Oh well. I ignored my plans, and made straight for the Hump where I'd been working earlier. I've finished the paths. That was so easy!

'Raked paths create the illusion of good garden design.'
-Moosey Words of Wisdom.

It just takes time (rather than energy) to rake a path, and immediately the garden area looks - right? Tidy? Or, in this case, absolutely gorgeous? Raked paths create the illusion of good garden design, as do freshly-mown lawns and trimmed edges. It feels so wrong to be clean, apres-gardening, at two o'clock in the afternoon. But I've worked for five hours. I am so good. Oh yes. Silly Schumann, here I come.

Friday 17th February

Aha! Another suspiciously autumnal morning (after another winter pyjamas night). Summer must have sneaked on through when I was otherwise engaged.

Banksia lutea :
The yellow Banksia is one of the sure signs of spring in my garden.

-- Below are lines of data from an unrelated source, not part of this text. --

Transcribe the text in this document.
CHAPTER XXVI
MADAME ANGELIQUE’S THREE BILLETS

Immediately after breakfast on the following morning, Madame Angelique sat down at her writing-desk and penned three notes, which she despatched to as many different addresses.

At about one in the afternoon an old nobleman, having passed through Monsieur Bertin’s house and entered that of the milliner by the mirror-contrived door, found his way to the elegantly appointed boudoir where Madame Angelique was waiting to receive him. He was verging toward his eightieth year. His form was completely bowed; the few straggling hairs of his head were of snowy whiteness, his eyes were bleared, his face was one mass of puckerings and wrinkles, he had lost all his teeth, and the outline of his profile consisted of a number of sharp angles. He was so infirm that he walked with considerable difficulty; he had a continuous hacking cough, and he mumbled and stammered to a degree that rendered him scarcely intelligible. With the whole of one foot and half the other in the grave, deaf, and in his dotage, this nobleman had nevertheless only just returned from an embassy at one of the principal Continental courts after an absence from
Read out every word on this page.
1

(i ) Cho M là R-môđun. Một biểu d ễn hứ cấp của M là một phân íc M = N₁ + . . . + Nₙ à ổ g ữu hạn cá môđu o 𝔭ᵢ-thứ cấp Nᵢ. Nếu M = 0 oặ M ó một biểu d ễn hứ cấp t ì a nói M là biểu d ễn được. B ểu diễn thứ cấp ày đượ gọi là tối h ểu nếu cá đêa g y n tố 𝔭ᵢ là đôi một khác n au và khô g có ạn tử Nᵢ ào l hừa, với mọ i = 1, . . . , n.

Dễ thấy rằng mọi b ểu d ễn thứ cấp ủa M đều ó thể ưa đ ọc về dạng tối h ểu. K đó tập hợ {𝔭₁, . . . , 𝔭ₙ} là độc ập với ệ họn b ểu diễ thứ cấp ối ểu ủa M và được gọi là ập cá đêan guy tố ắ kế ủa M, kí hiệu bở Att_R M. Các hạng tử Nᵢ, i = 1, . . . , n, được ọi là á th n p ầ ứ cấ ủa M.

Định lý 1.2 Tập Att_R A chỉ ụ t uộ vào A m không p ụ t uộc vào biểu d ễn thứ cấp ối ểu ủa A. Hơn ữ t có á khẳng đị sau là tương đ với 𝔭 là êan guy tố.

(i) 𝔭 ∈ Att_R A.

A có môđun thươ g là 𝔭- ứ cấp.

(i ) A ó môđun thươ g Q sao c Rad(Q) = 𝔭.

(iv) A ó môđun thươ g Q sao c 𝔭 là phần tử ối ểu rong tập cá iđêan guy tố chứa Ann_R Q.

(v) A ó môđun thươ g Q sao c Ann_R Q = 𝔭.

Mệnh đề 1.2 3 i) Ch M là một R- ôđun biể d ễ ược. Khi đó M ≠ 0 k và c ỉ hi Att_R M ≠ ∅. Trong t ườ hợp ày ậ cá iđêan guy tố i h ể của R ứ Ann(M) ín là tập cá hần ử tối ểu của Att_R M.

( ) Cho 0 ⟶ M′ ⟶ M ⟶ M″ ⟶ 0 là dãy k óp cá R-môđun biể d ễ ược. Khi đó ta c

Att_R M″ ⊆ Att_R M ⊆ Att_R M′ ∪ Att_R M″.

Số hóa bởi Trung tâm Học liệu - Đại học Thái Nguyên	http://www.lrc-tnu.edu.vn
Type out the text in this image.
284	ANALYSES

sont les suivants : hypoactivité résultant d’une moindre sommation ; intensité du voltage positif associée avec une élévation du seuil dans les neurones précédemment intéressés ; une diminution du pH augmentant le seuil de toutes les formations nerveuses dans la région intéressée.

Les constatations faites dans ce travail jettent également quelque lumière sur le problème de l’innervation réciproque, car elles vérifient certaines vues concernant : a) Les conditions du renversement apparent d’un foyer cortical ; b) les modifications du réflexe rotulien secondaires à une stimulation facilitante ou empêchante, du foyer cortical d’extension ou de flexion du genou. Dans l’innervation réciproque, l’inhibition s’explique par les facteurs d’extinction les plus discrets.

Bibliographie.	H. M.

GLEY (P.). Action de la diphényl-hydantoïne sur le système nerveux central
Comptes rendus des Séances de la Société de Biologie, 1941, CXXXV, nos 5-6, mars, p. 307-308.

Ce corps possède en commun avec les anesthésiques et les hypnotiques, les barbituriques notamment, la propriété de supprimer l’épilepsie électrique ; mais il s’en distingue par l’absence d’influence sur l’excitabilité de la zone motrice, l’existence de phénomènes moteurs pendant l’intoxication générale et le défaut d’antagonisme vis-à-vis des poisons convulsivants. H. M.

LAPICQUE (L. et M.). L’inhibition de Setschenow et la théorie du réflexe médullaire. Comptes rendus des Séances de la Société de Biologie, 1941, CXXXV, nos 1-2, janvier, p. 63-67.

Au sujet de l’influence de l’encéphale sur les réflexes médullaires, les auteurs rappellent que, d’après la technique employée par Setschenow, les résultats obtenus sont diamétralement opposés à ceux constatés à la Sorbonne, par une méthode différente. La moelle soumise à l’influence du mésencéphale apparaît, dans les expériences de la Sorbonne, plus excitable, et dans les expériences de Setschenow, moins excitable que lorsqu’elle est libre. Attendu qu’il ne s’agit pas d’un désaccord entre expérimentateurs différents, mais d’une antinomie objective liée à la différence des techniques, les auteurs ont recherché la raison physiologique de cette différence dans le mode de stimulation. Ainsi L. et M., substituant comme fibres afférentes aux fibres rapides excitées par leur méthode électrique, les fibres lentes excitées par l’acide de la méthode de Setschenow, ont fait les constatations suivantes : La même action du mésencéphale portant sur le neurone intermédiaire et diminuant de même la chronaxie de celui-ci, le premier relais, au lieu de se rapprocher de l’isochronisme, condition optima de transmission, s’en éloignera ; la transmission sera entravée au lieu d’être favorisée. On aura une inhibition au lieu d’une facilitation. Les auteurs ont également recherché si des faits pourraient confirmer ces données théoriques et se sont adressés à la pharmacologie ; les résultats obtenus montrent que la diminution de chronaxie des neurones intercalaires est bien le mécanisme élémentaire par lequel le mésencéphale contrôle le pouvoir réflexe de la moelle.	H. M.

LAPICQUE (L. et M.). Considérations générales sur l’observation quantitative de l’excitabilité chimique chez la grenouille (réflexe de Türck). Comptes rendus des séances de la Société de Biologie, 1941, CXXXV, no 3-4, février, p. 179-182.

This morning I'm off to help cut down (actually half-down) a yellow Banksia rose at my friend's suburban house. This is not a terribly suitable suburban rose, when I think of my own. Not satisfied with claiming most of my washing line it's shot up to the very top of a huge neighbouring plum tree. Beautiful soft lemon flowers in which to hang the spring washing...

Much, Much Later...

A good morning's work saw the Banksia rose down, leaving just the reddish bark trunk wound around the pergola. When I got home I decided to spend the same number of hours working in my own garden - this seemed only fair. So I spread manure and mulch and made a start on the new edge of the Frisbee Border (it's expanding just a little).

 All neat and tidy
Frisbee Border's Edge

Again I had little Mac the black and white kitten and big Fluff-Fluff, supersized superfluffy cat, for company. They spent most of the afternoon lolling underneath the plants airing their tummies in the sun, in one of those 'Anything you can do I can do better' moments. Dear cats.

Moused in the Night!

+20Not so much dear Minimus, my cottage cat, though. In the deep dark hours of last night she presented me with a fat, live, wriggling mouse, which I managed to eject with the broom. I heard cat-squeaking for the next few hours - she wanted to come back in, with the mouse in her mouth, I might add. Eek! No wonder I feel a bit dozy and tired.

 Hmm...
Seven Little Gnomes

Saturday 18th February

Aha! My seven little gnomes have arrived, and are settled in underneath their weeping cherry tree. I thought they might enjoy being in a wee semicircle (good gnome owners are so thoughtful). Right. I have another trailer full of compost to dump on the Driveway Garden and the Frisbee Border (they share the same fence-line). The Frisbee Border is expanding, too - just wish that my spade was sharper. And I've more daffodils to plant and more roses to find sunny spaces for. I'm off before I forget anything, or get side-tracked.